One strong explanation for extreme income inequality is corruption. Joel Hellman’s paper, entitled Winners Take All: The Politics of Partial Reform in Postcommunist Transitions, gives a great deal of insight into income inequality in transitioning states. In this, Hellman describes the political process of free-market reform as an undertaking that follows a J-Curve trend. The general effect for the whole economy is that minor economic losses must be made before the economy can start to benefit from opening up.
There is one caveat. Hellman notes that not everyone faces the economic losses in the beginning of the process; in reality, there is a small sliver of the population — which is likely politically connected — that actually makes more income in the early stages of free market reform. What is even more interesting is that these same people have the most to lose as reforms are continued.
The same conclusions that Hellman reached in his paper, sadly, apply to many governments of emerging markets as well. Using levels of political corruption as a proxy measurement for political pay-offs to the wealthy populations in emerging markets, it becomes very clear that the BRICs (Brazil, Russia, India, China) and the MINTs (Mexico, Indonesia, Nigeria, Turkey) still suffer from high levels of corruption in the face of persistently soaring levels of economic growth. Even though the BRICs and MINTs may not be the most corrupt nations in the world, they are seen as the most prominent nations among emerging markets, which is significant in its own right.

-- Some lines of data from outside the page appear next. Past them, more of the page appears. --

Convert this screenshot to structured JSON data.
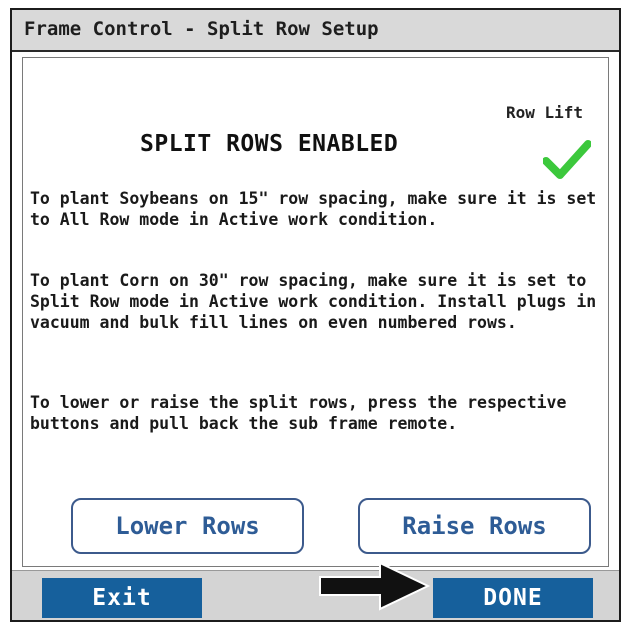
{
  "window": {
    "title": "Frame Control - Split Row Setup"
  },
  "status": {
    "row_lift_label": "Row Lift",
    "heading": "SPLIT ROWS ENABLED",
    "indicator_icon": "checkmark-icon",
    "indicator_color": "#3cc83c"
  },
  "instructions": [
    "To plant Soybeans on 15\" row spacing, make sure it is set to All Row mode in Active work condition.",
    "To plant Corn on 30\" row spacing, make sure it is set to Split Row mode in Active work condition. Install plugs in vacuum and bulk fill lines on even numbered rows.",
    "To lower or raise the split rows, press the respective buttons and pull back the sub frame remote."
  ],
  "actions": {
    "lower_label": "Lower Rows",
    "raise_label": "Raise Rows"
  },
  "footer": {
    "exit_label": "Exit",
    "done_label": "DONE",
    "accent_color": "#16609c",
    "pointer_icon": "arrow-right-icon"
  }
}
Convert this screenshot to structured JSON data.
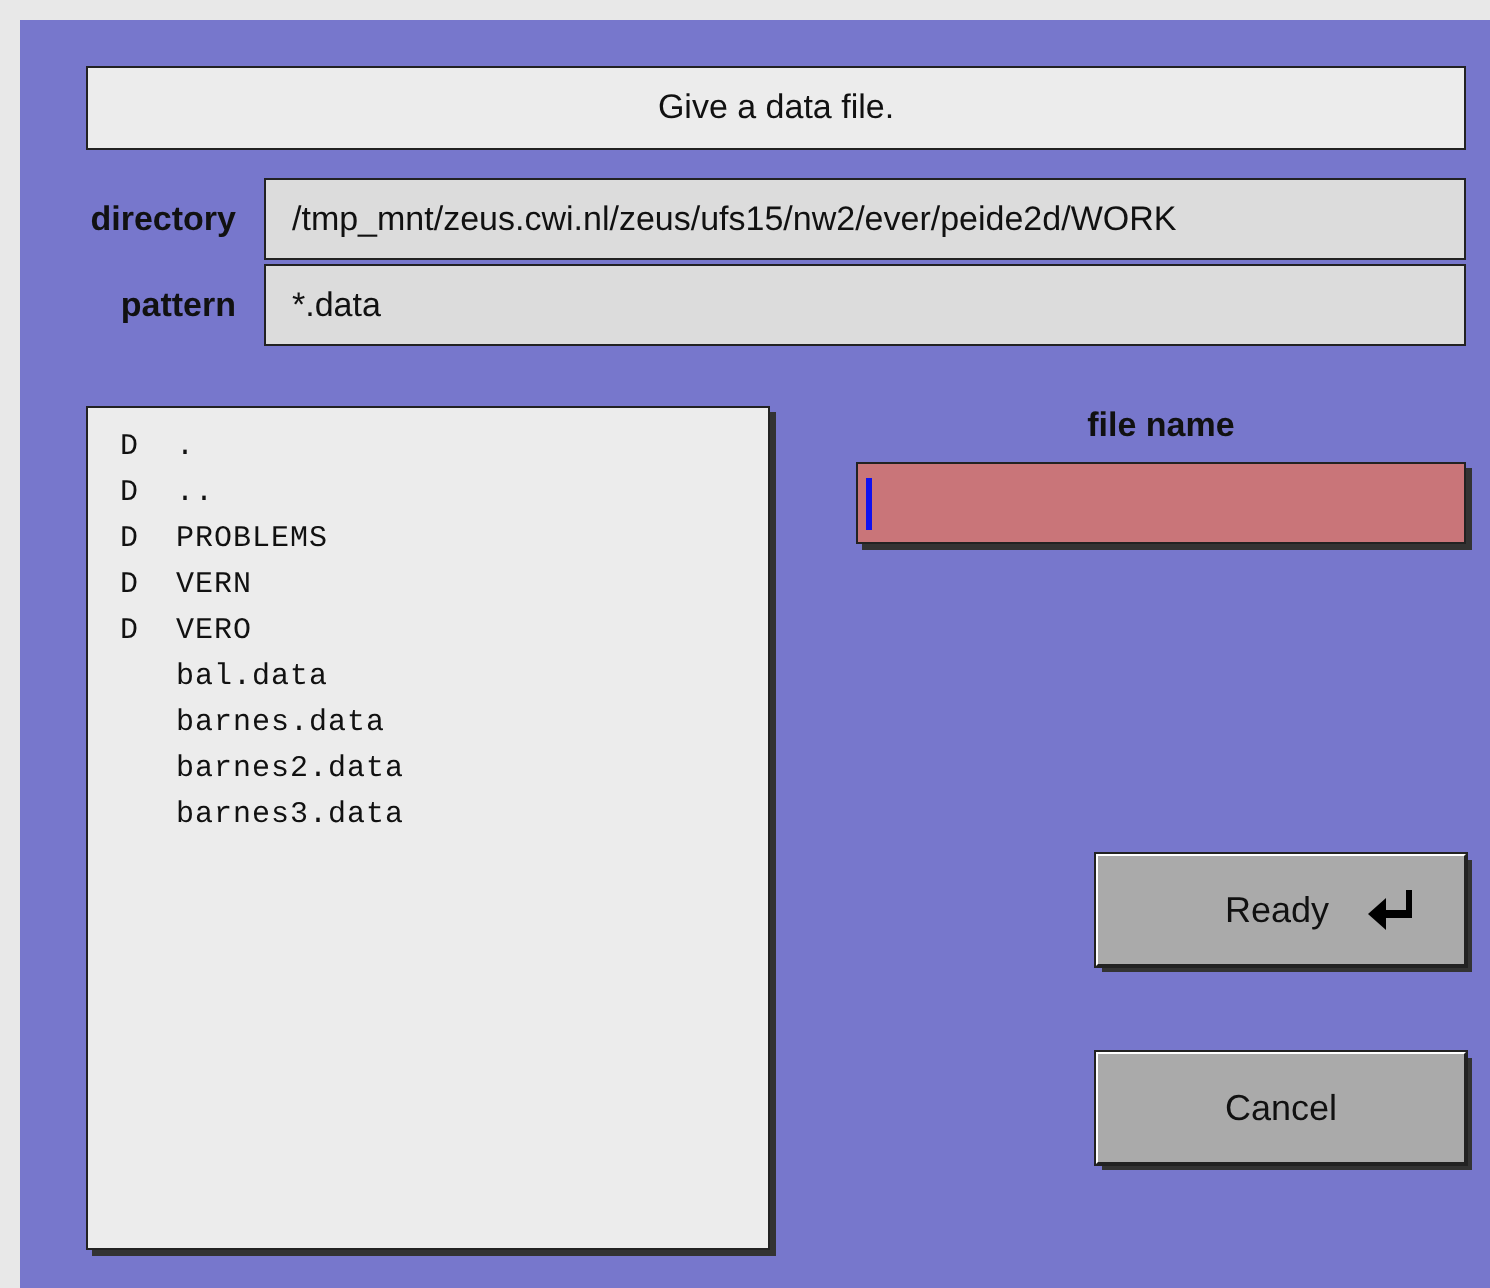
{
  "prompt": "Give a data file.",
  "directory": {
    "label": "directory",
    "value": "/tmp_mnt/zeus.cwi.nl/zeus/ufs15/nw2/ever/peide2d/WORK"
  },
  "pattern": {
    "label": "pattern",
    "value": "*.data"
  },
  "files": [
    {
      "flag": "D",
      "name": "."
    },
    {
      "flag": "D",
      "name": ".."
    },
    {
      "flag": "D",
      "name": "PROBLEMS"
    },
    {
      "flag": "D",
      "name": "VERN"
    },
    {
      "flag": "D",
      "name": "VERO"
    },
    {
      "name": "bal.data"
    },
    {
      "name": "barnes.data"
    },
    {
      "name": "barnes2.data"
    },
    {
      "name": "barnes3.data"
    }
  ],
  "file_name": {
    "label": "file name",
    "focused": true
  },
  "buttons": [
    {
      "label": "Ready",
      "kind": "default"
    },
    {
      "label": "Cancel",
      "kind": "plain"
    }
  ]
}
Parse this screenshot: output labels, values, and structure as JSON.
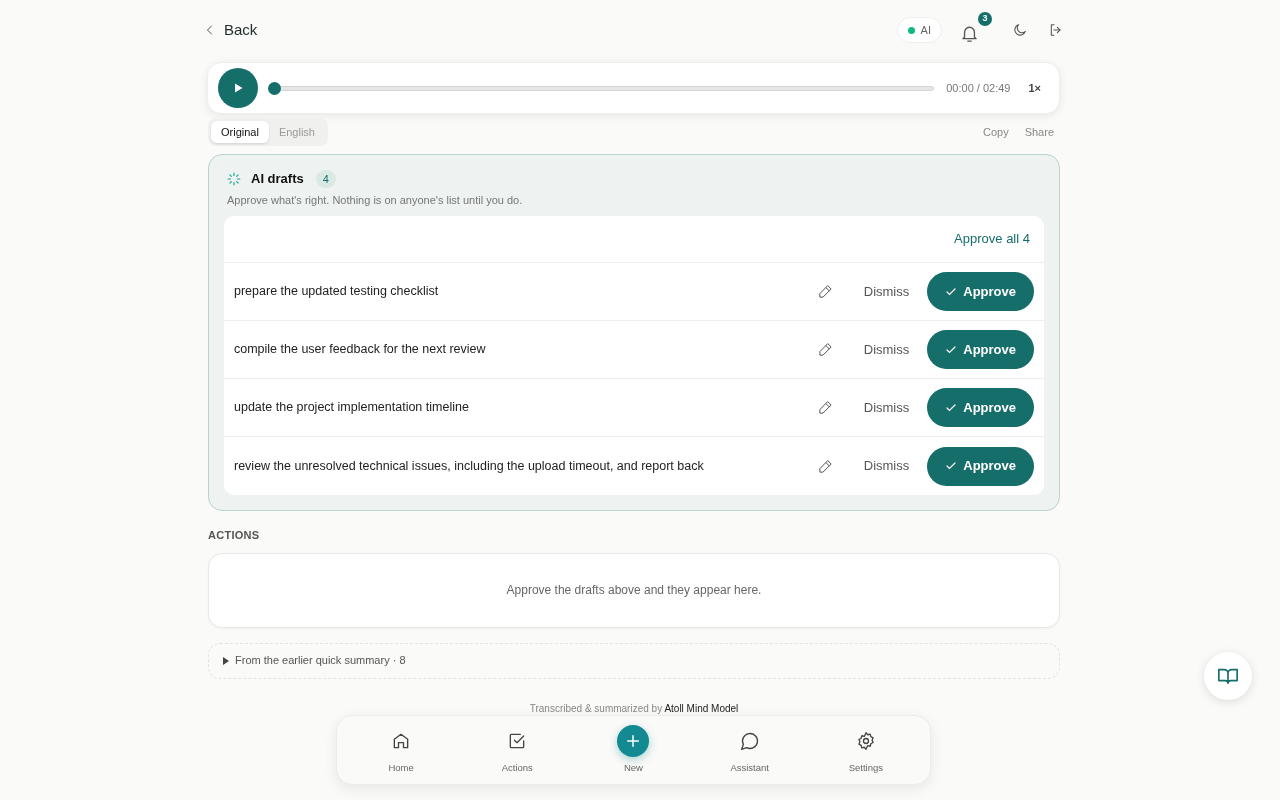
{
  "header": {
    "back": "Back",
    "ai_badge": {
      "label": "AI",
      "color": "#10b981"
    },
    "notifications": "3"
  },
  "player": {
    "level": 0,
    "time": "00:00 / 02:49",
    "speed": "1×"
  },
  "transcript_tabs": [
    {
      "label": "Original",
      "selected": true
    },
    {
      "label": "English",
      "selected": false
    }
  ],
  "transcript_actions": [
    "Copy",
    "Share"
  ],
  "drafts": {
    "title": "AI drafts",
    "count": "4",
    "subtitle": "Approve what's right. Nothing is on anyone's list until you do.",
    "approve_all": "Approve all 4",
    "items": [
      {
        "text": "prepare the updated testing checklist",
        "dismiss": "Dismiss",
        "approve": "Approve"
      },
      {
        "text": "compile the user feedback for the next review",
        "dismiss": "Dismiss",
        "approve": "Approve"
      },
      {
        "text": "update the project implementation timeline",
        "dismiss": "Dismiss",
        "approve": "Approve"
      },
      {
        "text": "review the unresolved technical issues, including the upload timeout, and report back",
        "dismiss": "Dismiss",
        "approve": "Approve"
      }
    ]
  },
  "actions": {
    "heading": "ACTIONS",
    "empty": "Approve the drafts above and they appear here."
  },
  "earlier": {
    "label": "From the earlier quick summary · 8",
    "expanded": false
  },
  "footer": "Transcribed & summarized by **Atoll Mind Model**",
  "nav": [
    {
      "label": "Home",
      "kind": "home"
    },
    {
      "label": "Actions",
      "kind": "actions"
    },
    {
      "label": "New",
      "kind": "new"
    },
    {
      "label": "Assistant",
      "kind": "assistant"
    },
    {
      "label": "Settings",
      "kind": "settings"
    }
  ]
}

The true scourge of the issue that arises from political corruption is not persistent income inequality, but rather, the fact that the regular people of these countries are unable to access the resources necessary to bring about small business activity that drives more powerful economic growth. To clarify, that is not to say that small business activity in developing nations has not grown. Many people and households in emerging markets are beginning to earn more money and open more businesses. Even so, small business activity — similar to that in the United States, which provides services to communities and adds value to local economies — has not grown nearly as much as it could have. Small business activity like this is far more important and valuable for long-term, sustained economic growth that has the potential to set an emerging market onto the path to becoming a developed economy.
With all of this in mind, it comes to no surprise that Brazil, Russia, China, Indonesia, Nigeria and Turkey — to name a few — have economies that are currently slowing down significantly; leading many analysts to change growth forecasts for the worse. Although some of these cases can be attributed to poor monetary policy, politics or external economic influences, it remains true that bottom-up economic activity, through the activation of strong local economies, has the potential to stave off the full force of these slowdowns.
Steps toward local economic progress cannot occur without the necessary structural reforms that place the state’s welfare above the needs of a politically connected minority. When emerging markets begin to focus on the necessary political reforms that lead them into the territory of true, long-term economic growth and development as our neoclassical models would suggest — the entire world will be able to see emerging markets join the ranks of developed economies. Until then, any breakout countries will likely be the exception rather than the rule.